You remember MTV. It’s the once-relevant basic cable channel that formerly was the Voice of America’s Youth, but which is now the Voice of America’s 14-Year-Old Girls, for whom Backstreet Boys videos are played constantly during the one hour a day that the channel actually plays videos.

Older people like me can remember when MTV played videos all the time. Indeed, MTV stands for “Music Television,” a title which is now accurate only in the sense that 55 minutes of every MTV hour are filled with commercials, and many of those commercials have music in them.

The rest of the time, MTV is playing shows like “The Real World,” named after the one thing it least resembles, similar to calling New Jersey “The Garden State.” The premise of the show is so simple, even an MTV executive who grew up watching MTV managed to think of it: You take seven good-looking young people whom you have reason to suspect will not like each other — it helps if they’re all arrogant, self-centered slackers who don’t like ANYONE — make them live in a house together for 20 weeks, then put cameras all over the place to film the ensuing carnage. Woo-hoo! Now THAT’S television! (Not music television, but television, anyway.)

The show has been through several different casts now, each living in a different city, but it’s always the same. They’ll have an out-spoken minority, a flaming homosexual, a guy who apparently does not own a shirt, and a woman who will sleep with anyone, up to and including the cameramen.

So why was MTV looking for cast members in the heartland of Mormonism? One of two reasons:

1) They wanted an upright, conservative, soft-spoken church-going person to act in stark contrast to the braying jackasses who will comprise the rest of the cast; or,

2) They wanted someone who is Mormon in name only and who can provide the church with a nice national embarrassment (as if Donny and Marie’s talk show isn’t enough).

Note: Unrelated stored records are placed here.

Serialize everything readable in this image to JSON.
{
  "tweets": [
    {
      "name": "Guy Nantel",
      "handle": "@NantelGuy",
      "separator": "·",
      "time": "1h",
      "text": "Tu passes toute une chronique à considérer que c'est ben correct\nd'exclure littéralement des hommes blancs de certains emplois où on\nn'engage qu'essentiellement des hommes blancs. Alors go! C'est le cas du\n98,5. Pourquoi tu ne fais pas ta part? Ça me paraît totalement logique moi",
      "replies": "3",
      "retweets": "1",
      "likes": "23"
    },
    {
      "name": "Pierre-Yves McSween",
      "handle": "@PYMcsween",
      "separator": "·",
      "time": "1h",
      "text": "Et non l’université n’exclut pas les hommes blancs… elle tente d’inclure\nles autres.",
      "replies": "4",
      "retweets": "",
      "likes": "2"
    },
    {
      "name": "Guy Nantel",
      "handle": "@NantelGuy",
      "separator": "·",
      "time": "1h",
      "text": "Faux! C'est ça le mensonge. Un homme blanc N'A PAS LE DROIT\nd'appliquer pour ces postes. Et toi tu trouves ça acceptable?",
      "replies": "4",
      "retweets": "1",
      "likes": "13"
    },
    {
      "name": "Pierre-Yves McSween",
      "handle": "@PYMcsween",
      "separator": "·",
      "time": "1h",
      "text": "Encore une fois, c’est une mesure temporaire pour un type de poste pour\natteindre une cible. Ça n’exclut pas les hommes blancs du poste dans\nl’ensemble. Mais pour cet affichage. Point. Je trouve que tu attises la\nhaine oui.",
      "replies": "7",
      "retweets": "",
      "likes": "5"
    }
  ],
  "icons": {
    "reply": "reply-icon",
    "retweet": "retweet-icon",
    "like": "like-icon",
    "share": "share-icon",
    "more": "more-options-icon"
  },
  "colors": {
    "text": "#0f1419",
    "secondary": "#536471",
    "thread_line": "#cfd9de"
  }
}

The auditions were held Wednesday at The Wrapsody. (Note to MTV: You’d have had better luck at Denny’s, especially after 1 a.m.) I considered auditioning, just for the fun of it, but when I saw how long the line was, I changed my mind. (Many of my important life decisions have been based on how long a line was.) Besides, I don’t need to be on “The Real World” to know how it is to live with people I don’t like. I was a missionary. I know what it’s like to have roommates I can’t stand, and who can’t stand me, and who come after me with a baseball bat just because I defaced one of the magazine cut-out swimsuit models that was hanging on their door, and who get so mad at me over something else they punch a telephone pole and break their hand, and then start cussing me out in the middle of the street in Pottstown, Penn., and all the neighborhood kids are out there watching to see why the two Mormon missionaries are fighting, only it’s not much of a fight, because there are no blows being exchanged, and one of them is just cowering in fear, and the other one has swollen knuckles the size of a canned ham.

(I apologize for the length of that last sentence. Frankly, I didn’t catch much of it, either.)

Anyway, I don’t know if anyone from here will make MTV’s final cut and actually get to be on the show. If a local boy does get chosen, I’m sure we’ll all have the good sense to watch the show faithfully each week, and to make sure his bishop watches, too. You know, to prevent the whole embarrassment thing.

This column is an example of what it's like to be a real columnist, and not the kind I'd always been to this point.

See, real columnists often have to address current events. And since most newspapers come out daily, the real columnists have to address those current events relatively soon after they happen, and not a week or two later.

I'd always written my columns a couple weeks in advance, generally speaking, thus giving me plenty of time to hone them and fine-tune them and do whatever I could to increase the funny level. And in fact, I had another column all set to run this particular week -- a really funny one, about dating -- when I found out about the MTV auditions.

The youth of Provo were simply abuzz with excitement, except for the youth who felt the whole thing was stupid. In any case, people were talking about it. So I felt compelled to scrap what I had planned (it turned up the next week) and write about this instead, thus giving myself approximately 24 hours to write the column, instead of the leisurely 10 or 12 days I usually had. I think it turned out fairly well, all things considered.

The two incidents described in that really long sentence are true, though the baseball bat guy was not the same person as the punch-the-telephone-pole guy (although they were very similar). And the baseball bat guy was a roommate, not a mission companion. I would have explained all that in the column, but as you can see, that sentence was pretty long already.

Also, it's obvious and not very funny NOW to point out that MTV never plays videos anymore, but in 1999, it was very astute, the very picture of biting satire. Trust me.